Parallel zur Suche nach einem Bauplatz suchen wir nach jemanden, der uns ein Haus baut, ohne uns dabei über den Tisch zu ziehen. Dabei müssen wir unter anderem die Entscheidung treffen, ob wir ein massives Haus oder ein Fertighaus bauen wollen.

Eigentlich sprechen alle Zeichen für ein Haus in der klassischen Massivbauweise, Stein auf Stein. So macht man es halt, und ich habe nie großartig Energie darauf eingesetzt, die Alternativen zu beleuchten. Sandra schleift mich eines Tages mit in das Deutsche Fertighaus-Center, das direkt am Mannheimer Maimarktgelände und somit nahezu direkt vor unserer Haustür liegt.

Fertighäuser sind billig, unflexibel, hellhörig, schlecht isoliert und nicht langlebig. So lautet das allgemeine Vorurteil, das auch ich mit auf das Gelände bringe. Ich verlasse das Gelände drei Stunden später, informationsüberladen und grübend darüber, ob meine Meinung immer noch die richtige ist. Ich werde sie revidieren müssen.

Wenn man heute ein Fertighaus baut bzw. anfertigen und aufstellen lässt, bekommt man in fast allen Fällen ein Haus in Holzständer- oder Holztafelbauweise. Dabei wird jede Wand im Werk des Herstellers aus Holzbalken in eine Fachwerkkonstruktion vorgefertigt. Zwischen das Fachwerk kommen Isolationen, auf beiden Seiten kommen Gips- oder sonstige Faserplatten drauf, von außen wird dann noch einmal isoliert und verputzt. Ähnlich sind die Geschoßdecken aufgebaut; das Dach wird aus Holzbalken gebaut, isoliert und mit Dachziegeln gedeckt wie das Dach auf einem Stein auf Stein gebauten Haus auch.

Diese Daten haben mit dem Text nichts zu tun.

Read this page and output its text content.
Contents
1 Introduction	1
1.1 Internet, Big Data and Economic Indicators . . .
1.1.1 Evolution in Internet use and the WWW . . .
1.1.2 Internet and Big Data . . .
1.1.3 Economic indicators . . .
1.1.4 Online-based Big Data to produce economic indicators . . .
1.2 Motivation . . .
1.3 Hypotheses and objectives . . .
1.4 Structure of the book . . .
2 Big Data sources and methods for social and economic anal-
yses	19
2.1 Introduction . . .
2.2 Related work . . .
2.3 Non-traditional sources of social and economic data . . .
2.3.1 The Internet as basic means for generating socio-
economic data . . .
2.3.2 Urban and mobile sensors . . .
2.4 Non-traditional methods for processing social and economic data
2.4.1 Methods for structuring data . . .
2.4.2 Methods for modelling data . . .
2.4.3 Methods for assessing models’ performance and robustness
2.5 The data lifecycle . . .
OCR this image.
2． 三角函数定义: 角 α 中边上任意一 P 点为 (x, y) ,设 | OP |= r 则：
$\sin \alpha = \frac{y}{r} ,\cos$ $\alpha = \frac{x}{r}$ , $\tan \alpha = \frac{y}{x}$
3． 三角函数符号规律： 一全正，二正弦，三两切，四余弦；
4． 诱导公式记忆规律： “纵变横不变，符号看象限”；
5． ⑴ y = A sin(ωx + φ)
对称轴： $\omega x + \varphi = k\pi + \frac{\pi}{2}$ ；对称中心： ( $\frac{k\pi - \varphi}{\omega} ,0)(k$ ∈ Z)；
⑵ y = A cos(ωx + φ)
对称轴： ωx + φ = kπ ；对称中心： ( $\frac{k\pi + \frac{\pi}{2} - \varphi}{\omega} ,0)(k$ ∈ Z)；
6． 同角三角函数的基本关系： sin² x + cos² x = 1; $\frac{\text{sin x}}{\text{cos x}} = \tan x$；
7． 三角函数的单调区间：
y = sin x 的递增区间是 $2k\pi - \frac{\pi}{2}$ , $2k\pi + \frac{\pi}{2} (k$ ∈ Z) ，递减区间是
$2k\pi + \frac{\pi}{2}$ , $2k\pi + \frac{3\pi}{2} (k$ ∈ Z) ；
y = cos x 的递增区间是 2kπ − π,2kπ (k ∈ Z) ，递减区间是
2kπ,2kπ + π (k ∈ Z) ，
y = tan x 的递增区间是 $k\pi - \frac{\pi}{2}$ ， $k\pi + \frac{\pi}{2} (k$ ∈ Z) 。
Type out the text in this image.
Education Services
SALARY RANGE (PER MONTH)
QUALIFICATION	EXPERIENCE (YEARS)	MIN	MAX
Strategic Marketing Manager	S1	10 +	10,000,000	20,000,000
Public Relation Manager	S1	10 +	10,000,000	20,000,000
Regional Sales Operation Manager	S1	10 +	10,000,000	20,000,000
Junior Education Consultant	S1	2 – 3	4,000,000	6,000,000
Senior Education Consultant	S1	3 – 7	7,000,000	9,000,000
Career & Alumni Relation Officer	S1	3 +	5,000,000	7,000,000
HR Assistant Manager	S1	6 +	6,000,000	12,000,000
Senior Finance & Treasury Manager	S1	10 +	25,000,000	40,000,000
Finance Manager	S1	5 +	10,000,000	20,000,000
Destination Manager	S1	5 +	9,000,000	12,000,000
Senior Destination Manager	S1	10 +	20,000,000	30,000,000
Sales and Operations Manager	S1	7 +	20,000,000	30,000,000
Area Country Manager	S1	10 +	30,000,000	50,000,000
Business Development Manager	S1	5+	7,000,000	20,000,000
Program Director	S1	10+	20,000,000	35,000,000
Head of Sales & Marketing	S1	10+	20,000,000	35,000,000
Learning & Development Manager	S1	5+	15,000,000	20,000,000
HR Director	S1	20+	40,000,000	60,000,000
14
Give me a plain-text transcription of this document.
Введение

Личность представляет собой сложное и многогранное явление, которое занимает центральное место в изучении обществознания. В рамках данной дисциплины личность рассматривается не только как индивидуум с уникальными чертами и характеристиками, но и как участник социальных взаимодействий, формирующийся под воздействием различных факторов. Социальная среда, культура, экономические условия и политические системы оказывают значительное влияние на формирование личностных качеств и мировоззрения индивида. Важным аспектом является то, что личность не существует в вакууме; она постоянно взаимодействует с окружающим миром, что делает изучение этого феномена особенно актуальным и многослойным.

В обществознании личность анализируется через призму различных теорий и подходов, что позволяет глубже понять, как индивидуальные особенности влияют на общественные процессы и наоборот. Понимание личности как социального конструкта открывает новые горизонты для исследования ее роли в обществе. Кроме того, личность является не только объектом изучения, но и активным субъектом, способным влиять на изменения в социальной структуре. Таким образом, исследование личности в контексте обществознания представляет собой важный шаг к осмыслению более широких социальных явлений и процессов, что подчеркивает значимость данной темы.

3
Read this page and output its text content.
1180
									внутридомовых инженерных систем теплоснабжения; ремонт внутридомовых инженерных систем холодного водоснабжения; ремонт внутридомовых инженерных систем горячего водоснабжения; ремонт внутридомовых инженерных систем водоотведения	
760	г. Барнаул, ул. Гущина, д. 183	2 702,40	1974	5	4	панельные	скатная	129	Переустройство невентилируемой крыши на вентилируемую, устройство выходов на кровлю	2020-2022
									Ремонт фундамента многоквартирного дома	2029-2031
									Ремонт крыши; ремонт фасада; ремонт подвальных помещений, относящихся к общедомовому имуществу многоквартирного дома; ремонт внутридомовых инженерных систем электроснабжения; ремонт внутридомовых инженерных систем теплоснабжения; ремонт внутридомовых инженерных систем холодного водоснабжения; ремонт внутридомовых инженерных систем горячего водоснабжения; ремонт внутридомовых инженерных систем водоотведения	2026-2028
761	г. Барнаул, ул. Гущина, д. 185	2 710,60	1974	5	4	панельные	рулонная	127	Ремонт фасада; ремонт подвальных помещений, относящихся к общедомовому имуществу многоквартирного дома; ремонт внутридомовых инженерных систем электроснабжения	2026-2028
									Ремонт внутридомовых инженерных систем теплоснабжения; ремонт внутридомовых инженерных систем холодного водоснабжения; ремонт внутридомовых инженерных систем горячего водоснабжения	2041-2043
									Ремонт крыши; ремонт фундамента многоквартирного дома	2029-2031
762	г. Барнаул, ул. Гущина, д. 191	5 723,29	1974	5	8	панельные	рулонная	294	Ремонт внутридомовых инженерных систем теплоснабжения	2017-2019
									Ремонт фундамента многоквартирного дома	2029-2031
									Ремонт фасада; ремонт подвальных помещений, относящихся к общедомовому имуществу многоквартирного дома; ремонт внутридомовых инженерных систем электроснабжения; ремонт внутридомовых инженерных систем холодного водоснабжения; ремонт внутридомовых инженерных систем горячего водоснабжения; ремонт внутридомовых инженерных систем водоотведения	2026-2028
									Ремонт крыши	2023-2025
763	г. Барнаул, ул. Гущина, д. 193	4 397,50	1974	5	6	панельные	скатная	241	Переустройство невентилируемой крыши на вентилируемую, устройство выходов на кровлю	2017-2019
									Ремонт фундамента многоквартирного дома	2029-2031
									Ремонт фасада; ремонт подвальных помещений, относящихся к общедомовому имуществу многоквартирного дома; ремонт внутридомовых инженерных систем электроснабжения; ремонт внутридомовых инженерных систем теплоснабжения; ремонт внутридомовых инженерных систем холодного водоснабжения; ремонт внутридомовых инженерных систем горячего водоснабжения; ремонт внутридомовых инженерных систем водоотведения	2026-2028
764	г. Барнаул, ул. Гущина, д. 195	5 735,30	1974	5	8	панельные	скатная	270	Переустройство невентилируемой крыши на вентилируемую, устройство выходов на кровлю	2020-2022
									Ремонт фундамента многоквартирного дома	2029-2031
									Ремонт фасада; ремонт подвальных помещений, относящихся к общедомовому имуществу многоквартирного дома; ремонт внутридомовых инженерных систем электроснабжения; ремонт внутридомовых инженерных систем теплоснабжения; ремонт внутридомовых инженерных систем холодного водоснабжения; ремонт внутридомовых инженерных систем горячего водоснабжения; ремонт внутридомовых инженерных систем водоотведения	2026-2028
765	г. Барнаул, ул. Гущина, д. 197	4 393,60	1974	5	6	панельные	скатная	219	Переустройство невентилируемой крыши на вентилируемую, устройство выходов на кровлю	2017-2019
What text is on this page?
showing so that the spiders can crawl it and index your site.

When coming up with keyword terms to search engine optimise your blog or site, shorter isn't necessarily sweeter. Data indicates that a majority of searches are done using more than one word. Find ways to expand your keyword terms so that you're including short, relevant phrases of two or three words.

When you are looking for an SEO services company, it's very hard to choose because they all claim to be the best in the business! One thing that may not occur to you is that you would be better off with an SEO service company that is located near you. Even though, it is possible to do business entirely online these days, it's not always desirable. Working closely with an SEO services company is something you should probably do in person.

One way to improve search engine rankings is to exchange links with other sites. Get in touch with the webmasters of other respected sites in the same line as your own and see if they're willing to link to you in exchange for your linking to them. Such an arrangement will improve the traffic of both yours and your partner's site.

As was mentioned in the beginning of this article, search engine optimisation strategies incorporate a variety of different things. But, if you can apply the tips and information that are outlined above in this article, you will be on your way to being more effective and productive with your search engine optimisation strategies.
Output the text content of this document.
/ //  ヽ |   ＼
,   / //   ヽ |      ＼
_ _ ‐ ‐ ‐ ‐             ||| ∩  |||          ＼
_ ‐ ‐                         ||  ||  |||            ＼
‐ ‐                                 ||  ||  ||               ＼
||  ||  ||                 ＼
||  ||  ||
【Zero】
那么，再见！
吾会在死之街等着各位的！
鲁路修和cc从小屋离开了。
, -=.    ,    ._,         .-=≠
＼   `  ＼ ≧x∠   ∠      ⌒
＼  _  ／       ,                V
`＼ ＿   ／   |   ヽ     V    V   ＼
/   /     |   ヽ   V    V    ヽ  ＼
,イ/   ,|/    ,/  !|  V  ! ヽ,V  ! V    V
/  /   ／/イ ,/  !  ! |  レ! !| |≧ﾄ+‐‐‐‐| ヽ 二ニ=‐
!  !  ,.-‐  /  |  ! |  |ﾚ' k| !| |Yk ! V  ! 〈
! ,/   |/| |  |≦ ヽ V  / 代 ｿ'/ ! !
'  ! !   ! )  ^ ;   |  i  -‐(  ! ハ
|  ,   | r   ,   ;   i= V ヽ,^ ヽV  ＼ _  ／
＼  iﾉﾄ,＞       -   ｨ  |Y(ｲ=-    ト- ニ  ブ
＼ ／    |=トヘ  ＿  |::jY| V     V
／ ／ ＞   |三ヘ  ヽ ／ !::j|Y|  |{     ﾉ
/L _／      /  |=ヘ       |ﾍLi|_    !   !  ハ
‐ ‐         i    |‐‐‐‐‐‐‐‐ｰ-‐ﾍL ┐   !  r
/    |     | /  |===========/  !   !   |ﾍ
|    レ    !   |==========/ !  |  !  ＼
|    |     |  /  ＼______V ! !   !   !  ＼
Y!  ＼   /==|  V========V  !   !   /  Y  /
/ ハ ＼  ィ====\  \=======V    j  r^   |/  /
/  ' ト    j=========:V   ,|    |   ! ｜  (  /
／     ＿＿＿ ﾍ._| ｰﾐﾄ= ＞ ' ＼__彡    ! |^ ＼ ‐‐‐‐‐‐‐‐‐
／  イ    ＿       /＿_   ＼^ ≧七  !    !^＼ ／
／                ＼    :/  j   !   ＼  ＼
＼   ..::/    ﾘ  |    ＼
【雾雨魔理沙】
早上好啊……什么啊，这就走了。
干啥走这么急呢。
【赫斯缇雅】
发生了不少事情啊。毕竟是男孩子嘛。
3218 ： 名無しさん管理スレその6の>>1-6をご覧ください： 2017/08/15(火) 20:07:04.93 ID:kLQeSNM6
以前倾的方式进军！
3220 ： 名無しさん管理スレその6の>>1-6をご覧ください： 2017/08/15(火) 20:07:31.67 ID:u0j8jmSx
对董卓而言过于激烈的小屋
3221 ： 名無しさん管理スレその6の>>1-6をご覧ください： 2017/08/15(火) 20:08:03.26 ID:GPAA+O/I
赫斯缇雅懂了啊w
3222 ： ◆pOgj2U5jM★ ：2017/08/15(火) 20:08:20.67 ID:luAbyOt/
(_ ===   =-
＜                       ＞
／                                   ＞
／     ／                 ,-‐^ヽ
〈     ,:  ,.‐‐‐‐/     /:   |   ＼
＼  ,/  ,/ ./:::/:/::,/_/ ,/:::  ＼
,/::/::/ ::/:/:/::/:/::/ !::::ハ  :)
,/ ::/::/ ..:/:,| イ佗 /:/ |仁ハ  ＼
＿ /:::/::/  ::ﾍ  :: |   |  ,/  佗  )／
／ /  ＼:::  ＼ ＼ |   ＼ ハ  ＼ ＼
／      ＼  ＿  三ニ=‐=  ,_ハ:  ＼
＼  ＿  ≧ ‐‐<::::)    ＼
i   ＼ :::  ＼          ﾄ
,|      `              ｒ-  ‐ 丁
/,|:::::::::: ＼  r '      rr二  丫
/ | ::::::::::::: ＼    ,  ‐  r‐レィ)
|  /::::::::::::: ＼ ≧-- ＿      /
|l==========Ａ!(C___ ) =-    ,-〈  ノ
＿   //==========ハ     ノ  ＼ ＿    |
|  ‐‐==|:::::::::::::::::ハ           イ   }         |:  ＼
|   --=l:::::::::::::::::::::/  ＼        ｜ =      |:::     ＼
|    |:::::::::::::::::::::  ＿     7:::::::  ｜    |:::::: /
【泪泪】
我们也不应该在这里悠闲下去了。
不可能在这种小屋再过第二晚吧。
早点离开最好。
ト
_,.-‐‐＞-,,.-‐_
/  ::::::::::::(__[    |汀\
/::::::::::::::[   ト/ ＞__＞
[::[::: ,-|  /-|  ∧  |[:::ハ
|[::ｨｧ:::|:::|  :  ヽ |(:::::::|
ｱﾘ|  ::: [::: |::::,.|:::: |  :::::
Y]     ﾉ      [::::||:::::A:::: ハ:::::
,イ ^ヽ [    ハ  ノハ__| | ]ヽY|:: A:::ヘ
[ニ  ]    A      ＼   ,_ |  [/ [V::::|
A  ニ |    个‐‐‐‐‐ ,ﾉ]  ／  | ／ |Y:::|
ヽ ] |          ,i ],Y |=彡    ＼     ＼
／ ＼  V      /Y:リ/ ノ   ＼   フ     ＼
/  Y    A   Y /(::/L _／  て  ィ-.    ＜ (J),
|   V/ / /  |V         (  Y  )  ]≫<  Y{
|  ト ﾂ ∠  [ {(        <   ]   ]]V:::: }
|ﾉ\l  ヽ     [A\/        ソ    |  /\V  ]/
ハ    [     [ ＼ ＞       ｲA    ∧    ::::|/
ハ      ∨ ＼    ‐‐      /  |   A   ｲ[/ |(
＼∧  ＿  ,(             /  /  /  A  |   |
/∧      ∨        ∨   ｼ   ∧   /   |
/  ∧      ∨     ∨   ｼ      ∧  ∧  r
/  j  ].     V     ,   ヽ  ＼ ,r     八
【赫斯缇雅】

Womit wir direkt bei der Isolation wären: Ein Stein auf Stein gebautes Haus erreicht in aller Regel mit zusätzlicher Außenisolierung KFW 70, für bessere Werte muss man schon in die technische Trickkiste greifen und mit einer kontrollierten Be- und Entlüftungsanlage mit Wärmerückgewinnung arbeiten. So zumindest die Stein auf Stein bauenden Bauträger, mit denen wir gesprochen haben. Ein Fertighaus dagegen kommt bei vielen Herstellern schon ohne technische Klimmzüge auf das bessere KFW 55. Zur Förderung von Energieefiizienzhäusern werdehabe ich noch einen gesonderten Artikel schreibengeschrieben.

Zum Thema Langlebigkeit stellt man sich die Frage: Was sind die ältesten Häuser, die heute noch stehen? Richtig: Fachwerkhäuser. Ein heutiges Fertighaus kann man zwar vermutlich nicht mit dem vergleichen, was im fünfzehnten und sechzehnten Jahrhundert gebaut wurde, aber die Bauprinzipien sind erstmal dieselben. Und dann stellt sich natürlich die Frage, wie wichtig die Langlebigkeit eines Hauses ist, wenn man heute schon wieder anfängt, in den 1950ern oder 1960ern gebaute Häuser abzureißen, weil ihr Energieverbrauch so absurd hoch ist, dass man langfristig mit einem modernen Neubau besser fährt...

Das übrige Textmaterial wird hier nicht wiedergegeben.